February 15, 2013
Jonathan Merritt (@jonathanmerritt) is author of A Faith of Our Own: Following Jesus Beyond the Culture Wars and Jesus is Better Than You Imagined. His columns appear regularly in outlets such as USA Today, The Atlantic, and CNN.com.
10 Things That Defined the Last Decade
For many of us, the last 10 years have coincided with our formative years—a time of maturation, when our faith perspective, worldview and convictions became our own.
It’s also been a formative decade in the Church. New movements rose and fell. Institutional structures that have existed for centuries lost their shine for an upcoming generation of Christians. We’ve taken old ideas and practices and reinterpreted them. Some we’ve thrown out altogether, creating new trajectories of our own.
Here, we present the 10 trends that have shaped us—for better or worse—and been shaped by us in the last decade.
1. The rise of a post-denominational generation
A generation ago, it mattered whether you were Presbyterian or Pentecostal, Lutheran or Baptist. Not so today. In recent years, postmodern Christians began to see the traditional structures of church denominations as limitations. They now consider the differences that once caused schisms to be minor quibbles, viewing denominations as evidence of a fractured faith.
According to LifeWay Research, non-denominational churches have increased dramatically since 1972. Unaffiliated congregations are now the third-largest type of evangelical congregation in America.
Perhaps this trend was driven by the budding individualism of the 21st century, in which people shopped for churches like they would a pair of shoes. Or maybe it’s because this generation shies away from institutions as a whole. Then again, the reputation for infighting many denominations carry might be what repels Christians from joining them. Regardless, this generation approaches church the same way it approaches the rest of life—by placing a premium on autonomy and freedom.

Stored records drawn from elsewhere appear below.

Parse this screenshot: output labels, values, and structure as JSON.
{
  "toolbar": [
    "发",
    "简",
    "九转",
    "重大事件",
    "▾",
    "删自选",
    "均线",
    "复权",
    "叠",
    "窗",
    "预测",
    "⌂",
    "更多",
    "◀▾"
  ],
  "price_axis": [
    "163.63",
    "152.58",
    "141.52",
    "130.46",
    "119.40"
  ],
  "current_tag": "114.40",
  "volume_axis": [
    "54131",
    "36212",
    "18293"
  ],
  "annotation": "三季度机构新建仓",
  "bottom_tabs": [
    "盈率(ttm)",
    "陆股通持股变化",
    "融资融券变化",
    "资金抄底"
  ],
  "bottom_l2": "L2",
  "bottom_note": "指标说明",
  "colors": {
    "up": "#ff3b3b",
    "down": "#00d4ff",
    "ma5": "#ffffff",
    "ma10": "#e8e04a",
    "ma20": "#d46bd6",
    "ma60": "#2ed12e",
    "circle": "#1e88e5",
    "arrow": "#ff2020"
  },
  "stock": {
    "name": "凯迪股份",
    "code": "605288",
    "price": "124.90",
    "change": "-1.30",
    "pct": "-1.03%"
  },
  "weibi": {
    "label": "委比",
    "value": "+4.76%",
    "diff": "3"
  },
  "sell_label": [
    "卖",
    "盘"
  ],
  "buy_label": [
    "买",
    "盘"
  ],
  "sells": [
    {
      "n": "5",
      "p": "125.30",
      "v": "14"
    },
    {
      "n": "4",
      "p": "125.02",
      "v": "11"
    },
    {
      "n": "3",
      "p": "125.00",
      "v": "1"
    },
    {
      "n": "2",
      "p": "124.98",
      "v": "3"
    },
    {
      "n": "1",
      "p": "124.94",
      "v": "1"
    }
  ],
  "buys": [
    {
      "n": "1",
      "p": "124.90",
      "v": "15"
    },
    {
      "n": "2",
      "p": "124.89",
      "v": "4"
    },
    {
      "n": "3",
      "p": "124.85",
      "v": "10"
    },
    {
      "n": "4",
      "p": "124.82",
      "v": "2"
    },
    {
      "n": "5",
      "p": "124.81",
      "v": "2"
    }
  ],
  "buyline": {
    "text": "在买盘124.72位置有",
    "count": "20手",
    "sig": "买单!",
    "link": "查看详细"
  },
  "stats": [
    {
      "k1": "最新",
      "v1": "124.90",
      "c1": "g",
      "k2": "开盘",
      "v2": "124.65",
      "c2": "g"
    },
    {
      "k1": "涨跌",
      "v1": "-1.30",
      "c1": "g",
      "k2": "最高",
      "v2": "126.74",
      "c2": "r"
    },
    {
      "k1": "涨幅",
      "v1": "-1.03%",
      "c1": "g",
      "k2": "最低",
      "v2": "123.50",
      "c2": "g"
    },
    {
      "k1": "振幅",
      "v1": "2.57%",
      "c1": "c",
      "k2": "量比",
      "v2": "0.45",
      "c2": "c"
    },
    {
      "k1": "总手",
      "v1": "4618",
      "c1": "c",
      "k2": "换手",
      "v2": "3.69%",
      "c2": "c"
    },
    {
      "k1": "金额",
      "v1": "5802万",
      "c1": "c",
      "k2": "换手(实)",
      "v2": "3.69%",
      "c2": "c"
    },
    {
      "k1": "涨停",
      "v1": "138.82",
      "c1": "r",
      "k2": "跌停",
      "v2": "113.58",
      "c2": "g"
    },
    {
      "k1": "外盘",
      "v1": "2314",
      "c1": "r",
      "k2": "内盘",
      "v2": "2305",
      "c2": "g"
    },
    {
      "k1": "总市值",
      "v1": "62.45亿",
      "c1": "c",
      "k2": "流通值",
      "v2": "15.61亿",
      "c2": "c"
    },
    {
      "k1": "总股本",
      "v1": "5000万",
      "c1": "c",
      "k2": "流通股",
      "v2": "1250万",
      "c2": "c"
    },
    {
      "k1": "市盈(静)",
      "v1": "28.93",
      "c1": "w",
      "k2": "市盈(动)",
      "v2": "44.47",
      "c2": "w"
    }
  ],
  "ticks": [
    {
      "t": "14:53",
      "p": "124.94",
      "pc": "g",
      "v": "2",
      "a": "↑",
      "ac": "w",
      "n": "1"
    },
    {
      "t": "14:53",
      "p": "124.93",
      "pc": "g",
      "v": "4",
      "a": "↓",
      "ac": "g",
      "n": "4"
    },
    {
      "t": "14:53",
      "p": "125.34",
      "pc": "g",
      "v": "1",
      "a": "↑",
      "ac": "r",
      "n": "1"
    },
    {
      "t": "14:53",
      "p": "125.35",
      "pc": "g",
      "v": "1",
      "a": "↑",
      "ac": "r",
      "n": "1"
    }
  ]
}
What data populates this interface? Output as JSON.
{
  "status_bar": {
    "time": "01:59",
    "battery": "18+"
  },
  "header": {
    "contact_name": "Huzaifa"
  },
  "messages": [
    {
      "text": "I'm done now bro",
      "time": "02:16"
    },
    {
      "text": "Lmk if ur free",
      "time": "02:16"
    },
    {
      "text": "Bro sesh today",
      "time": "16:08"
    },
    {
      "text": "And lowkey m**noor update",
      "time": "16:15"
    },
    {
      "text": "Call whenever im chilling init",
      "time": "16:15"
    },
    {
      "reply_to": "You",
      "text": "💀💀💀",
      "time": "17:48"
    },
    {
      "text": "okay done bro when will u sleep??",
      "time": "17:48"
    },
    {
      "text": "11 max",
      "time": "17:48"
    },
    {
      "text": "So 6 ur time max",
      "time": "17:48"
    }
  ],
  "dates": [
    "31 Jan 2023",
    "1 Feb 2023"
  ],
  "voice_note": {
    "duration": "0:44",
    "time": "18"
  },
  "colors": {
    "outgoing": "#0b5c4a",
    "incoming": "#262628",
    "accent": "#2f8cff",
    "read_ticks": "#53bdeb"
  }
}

2. The wall between “sacred” and “secular” gets torn down
Christians in the 1970s and ’80s were so turned off by America’s “moral decline,” they created quarantined pockets of Christendom to insulate themselves from the world’s evils. Christian record labels popped up to produce Christian music artists to be broadcast on Christian radio stations. Christian publishing houses worked overtime to fill the shelves of Christian bookstores, and Christian schools and universities proliferated. Whether it was a film or softball league or “Satan’s holiday,” everything had a Christian alternative.